Una tecnologia innovativa che migliora l’efficacia del trattamento della fibrillazione atriale (FA): il San Gerardo di Monza è il primo ospedale pubblico in Italia ad utilizzare la tecnologia laser del sistema “HeartLight Excalibur”. “Si tratta di un nuovo sistema per il trattamento della fibrillazione atriale, che permette di eseguire l’isolamento delle vene polmonari mediante la tecnologia laser, una nuova energia per garantire maggiore efficacia e per migliorare la sicurezza del paziente”, spiega il dottore Giovanni Rovaris, Responsabile dell’Elettrofisiologia del San Gerardo di Monza. “Tecnologia, professionalità ed efficacia – sottolinea Matteo Stocco, Direttore Generale della ASST di Monza – sono i tre cardini su cui si fonda il nostro lavoro quotidiano. In questo caso per il trattamento della fibrillazione atriale abbiamo messo a disposizione una nuova procedura interventistica ancora più valida per contrastare l’evoluzione di tale patologia”.

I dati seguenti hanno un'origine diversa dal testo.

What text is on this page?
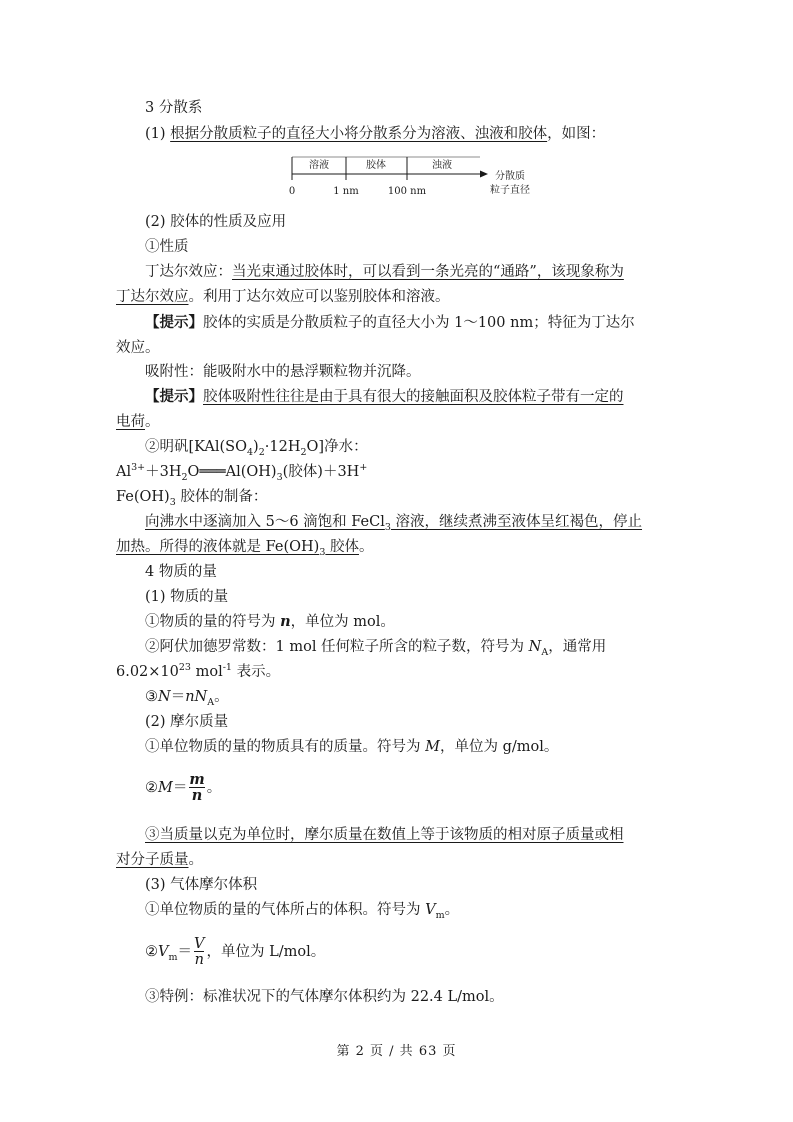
3 分散系
(1) 根据分散质粒子的直径大小将分散系分为溶液、浊液和胶体，如图：
溶液	胶体	浊液
0	1 nm	100 nm
分散质
粒子直径
(2) 胶体的性质及应用
①性质
丁达尔效应：当光束通过胶体时，可以看到一条光亮的“通路”，该现象称为
丁达尔效应。利用丁达尔效应可以鉴别胶体和溶液。
【提示】胶体的实质是分散质粒子的直径大小为 1～100 nm；特征为丁达尔
效应。
吸附性：能吸附水中的悬浮颗粒物并沉降。
【提示】胶体吸附性往往是由于具有很大的接触面积及胶体粒子带有一定的
电荷。
②明矾$[KAl(SO_4)_2\cdot 12H_2O]$净水：
$Al^{3+}+3H_2O═══Al(OH)_3$(胶体)＋3H+
$Fe(OH)_3$ 胶体的制备：
向沸水中逐滴加入 5～6 滴饱和 FeCl$_3$ 溶液，继续煮沸至液体呈红褐色，停止
加热。所得的液体就是 $Fe(OH)_3$ 胶体。
4 物质的量
(1) 物质的量
①物质的量的符号为 n，单位为 mol。
②阿伏加德罗常数：1 mol 任何粒子所含的粒子数，符号为 $N_A$，通常用
$6.02\times 10^{23}$ mol$^{-1}$ 表示。
$③N=nN_A$。
(2) 摩尔质量
①单位物质的量的物质具有的质量。符号为 M，单位为 g/mol。
②M＝ $\frac{m}{n}$ 。
③当质量以克为单位时，摩尔质量在数值上等于该物质的相对原子质量或相
对分子质量。
(3) 气体摩尔体积
①单位物质的量的气体所占的体积。符号为 $V_m$。
$②V_m= \frac{V}{n}$ ，单位为 L/mol。
③特例：标准状况下的气体摩尔体积约为 22.4 L/mol。
第 2 页 / 共 63 页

Con circa 400.000 pazienti in Italia e 60mila nuovi casi ogni anno, la fibrillazione atriale e’ il disturbo del ritmo cardiaco più diffuso nella popolazione, anche giovane, e rappresenta uno dei maggiori fattori di rischio per l’ictus. Chi soffre di fibrillazione atriale sente il ritmo del cuore diventare accelerato, caotico, e può provare palpitazioni, stordimento, fiato corto, difficoltà respiratorie. Talvolta il disturbo è asintomatico, e il paziente si ritrova a convivere con un rischio trombo-embolico elevato senza saperlo. (Italpress).